|
|
|
|
|
by bastardoperator
1058 days ago
|
|
If you're storing 1TB of binary files in git, you're just doing it wrong anyways. You have a bunch of other tools and capabilities for doing this in a way that doesn't make your repository nightmarishly stupid to deal with because of its size. |
|
In most projects today, the code is (or generates, anyway) the data. This is true for materials science in physics, neural networks, and creation of databases via ETL. So, it would make sense to remove the requirement of making users of some software to regenerate this data, which may take 2 months on a supercomputer. Downloading that would be much faster. You can put it on a university server, or AWS, but now the data is in some system that is not guaranteed to be there. In fact, it's almost guaranteed to *not* be there in a very short period of time (people move positions and lose their access to these servers constantly).
So the very obvious best solution is IPFS for distribution of the data, but it does need to be linked to the git repo somehow.

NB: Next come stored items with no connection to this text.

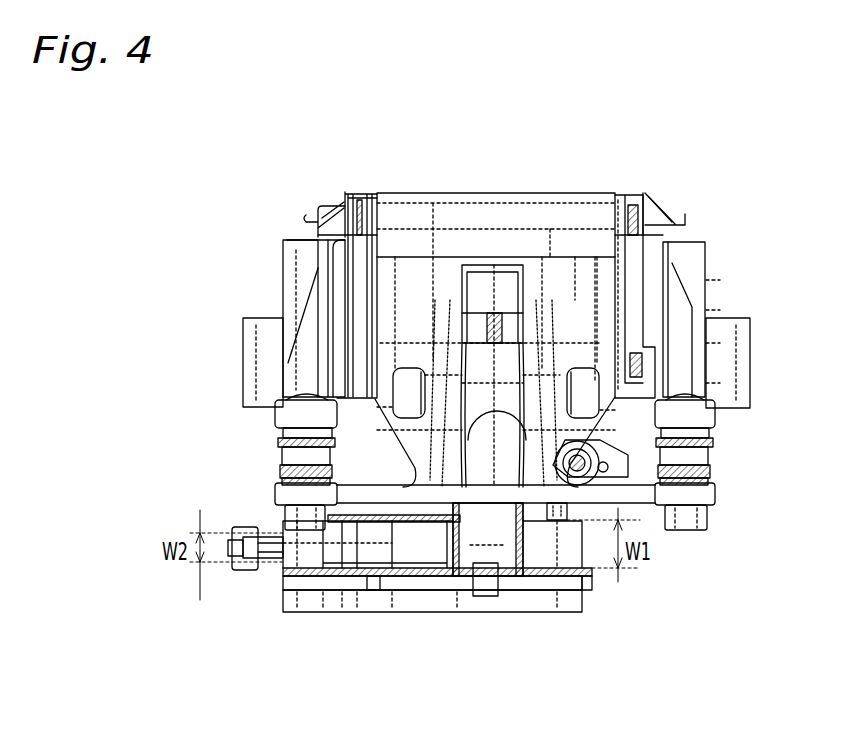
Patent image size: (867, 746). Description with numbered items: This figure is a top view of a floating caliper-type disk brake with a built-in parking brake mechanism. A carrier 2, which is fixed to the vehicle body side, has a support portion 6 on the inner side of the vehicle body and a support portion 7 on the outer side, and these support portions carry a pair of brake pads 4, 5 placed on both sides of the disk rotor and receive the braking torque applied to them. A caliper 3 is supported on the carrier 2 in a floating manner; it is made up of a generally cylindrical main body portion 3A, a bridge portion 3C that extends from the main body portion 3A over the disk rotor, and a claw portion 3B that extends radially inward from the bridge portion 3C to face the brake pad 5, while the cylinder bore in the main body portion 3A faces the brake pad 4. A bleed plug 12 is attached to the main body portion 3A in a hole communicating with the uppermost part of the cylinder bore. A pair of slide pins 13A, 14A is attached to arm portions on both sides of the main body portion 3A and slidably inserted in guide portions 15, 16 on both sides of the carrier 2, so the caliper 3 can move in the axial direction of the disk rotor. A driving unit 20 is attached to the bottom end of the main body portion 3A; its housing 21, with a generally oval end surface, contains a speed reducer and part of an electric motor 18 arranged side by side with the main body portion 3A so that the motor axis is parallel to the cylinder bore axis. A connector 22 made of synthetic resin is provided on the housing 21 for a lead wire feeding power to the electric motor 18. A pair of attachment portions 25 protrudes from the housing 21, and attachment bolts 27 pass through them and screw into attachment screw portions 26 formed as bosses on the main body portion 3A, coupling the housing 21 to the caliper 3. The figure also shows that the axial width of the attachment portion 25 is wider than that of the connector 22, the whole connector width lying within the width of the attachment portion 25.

The carrier 2 is at (281, 254).
The caliper 3 is at (466, 190).
The main body portion 3A is at (372, 452).
The claw portion 3B is at (538, 193).
The bridge portion 3C is at (575, 270).
The brake pad 4 is at (647, 322).
The brake pad 5 is at (640, 262).
The support portion 6 is at (348, 345).
The support portion 7 is at (318, 236).
The bleed plug 12 is at (708, 447).
The slide pin 13A is at (685, 524).
The slide pin 14A is at (305, 522).
The guide portion 15 is at (708, 385).
The guide portion 16 is at (296, 340).
The electric motor 18 is at (332, 460).
The driving unit 20 is at (523, 614).
The housing 21 is at (383, 600).
The connector 22 is at (243, 572).
The attachment portion 25 is at (475, 580).
The attachment screw portion 26 is at (510, 512).
The attachment bolt 27 is at (490, 597).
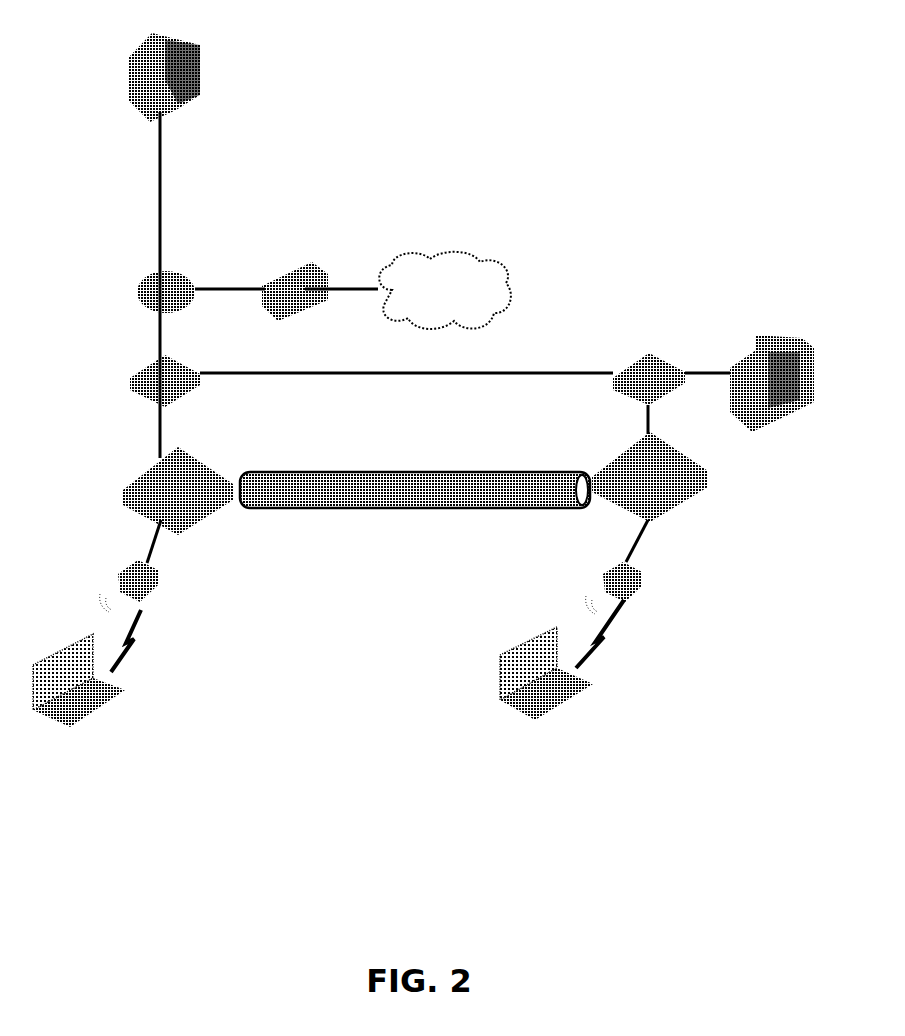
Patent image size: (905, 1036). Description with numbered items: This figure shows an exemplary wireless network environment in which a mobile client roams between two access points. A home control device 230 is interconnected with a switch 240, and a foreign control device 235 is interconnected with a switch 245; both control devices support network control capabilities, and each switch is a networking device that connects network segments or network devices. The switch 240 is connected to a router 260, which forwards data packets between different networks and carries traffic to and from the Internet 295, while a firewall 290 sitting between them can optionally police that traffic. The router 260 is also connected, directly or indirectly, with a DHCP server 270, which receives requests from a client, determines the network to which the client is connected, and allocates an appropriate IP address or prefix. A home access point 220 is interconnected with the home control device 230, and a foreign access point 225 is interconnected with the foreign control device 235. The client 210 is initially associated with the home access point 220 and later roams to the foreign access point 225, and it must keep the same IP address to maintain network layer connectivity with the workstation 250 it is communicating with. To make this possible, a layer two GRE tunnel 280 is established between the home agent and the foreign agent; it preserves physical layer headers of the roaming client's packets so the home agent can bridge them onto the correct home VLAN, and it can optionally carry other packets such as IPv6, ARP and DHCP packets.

The client 210 is at (468, 712).
The home access point 220 is at (70, 602).
The foreign access point 225 is at (667, 614).
The home control device 230 is at (70, 509).
The foreign control device 235 is at (738, 522).
The switch 240 is at (70, 407).
The switch 245 is at (615, 342).
The workstation 250 is at (763, 328).
The router 260 is at (69, 315).
The DHCP server 270 is at (67, 80).
The GRE tunnel 280 is at (407, 559).
The firewall 290 is at (287, 250).
The Internet 295 is at (418, 315).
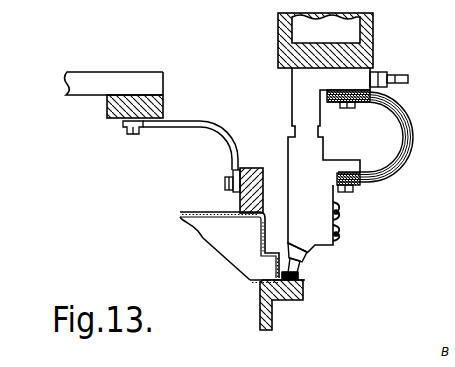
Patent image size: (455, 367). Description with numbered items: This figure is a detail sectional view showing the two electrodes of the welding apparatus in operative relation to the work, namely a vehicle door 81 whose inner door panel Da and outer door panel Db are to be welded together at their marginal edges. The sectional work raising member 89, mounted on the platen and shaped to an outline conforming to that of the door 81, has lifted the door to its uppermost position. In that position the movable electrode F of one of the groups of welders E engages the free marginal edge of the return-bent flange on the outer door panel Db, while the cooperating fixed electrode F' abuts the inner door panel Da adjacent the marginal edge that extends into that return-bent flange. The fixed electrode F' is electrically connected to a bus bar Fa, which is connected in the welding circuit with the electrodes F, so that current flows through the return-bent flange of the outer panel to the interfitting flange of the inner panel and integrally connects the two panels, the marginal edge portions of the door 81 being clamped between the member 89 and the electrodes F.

The door 81 is at (197, 209).
The sectional work raising member 89 is at (274, 314).
The bus bar Fa is at (158, 107).
The cooperating fixed electrode F' is at (245, 162).
The group of welders E is at (340, 217).
The electrode F is at (314, 267).
The inner vehicle door panel Da is at (263, 232).
The outer door panel Db is at (257, 284).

Of course, the data may not be simple or textual and play well with simple text based diffs for version control, so using something like borg can solve the issue of both data privacy, if needed, and block based diffs.
So this isn't to suggest "just git everything", but rather to say, 'if there's a new version control system for data and code, it's probably added some improvements to fit, and this could be a direction that makes sense'.
So I was checking to see if it had gone that direction yet.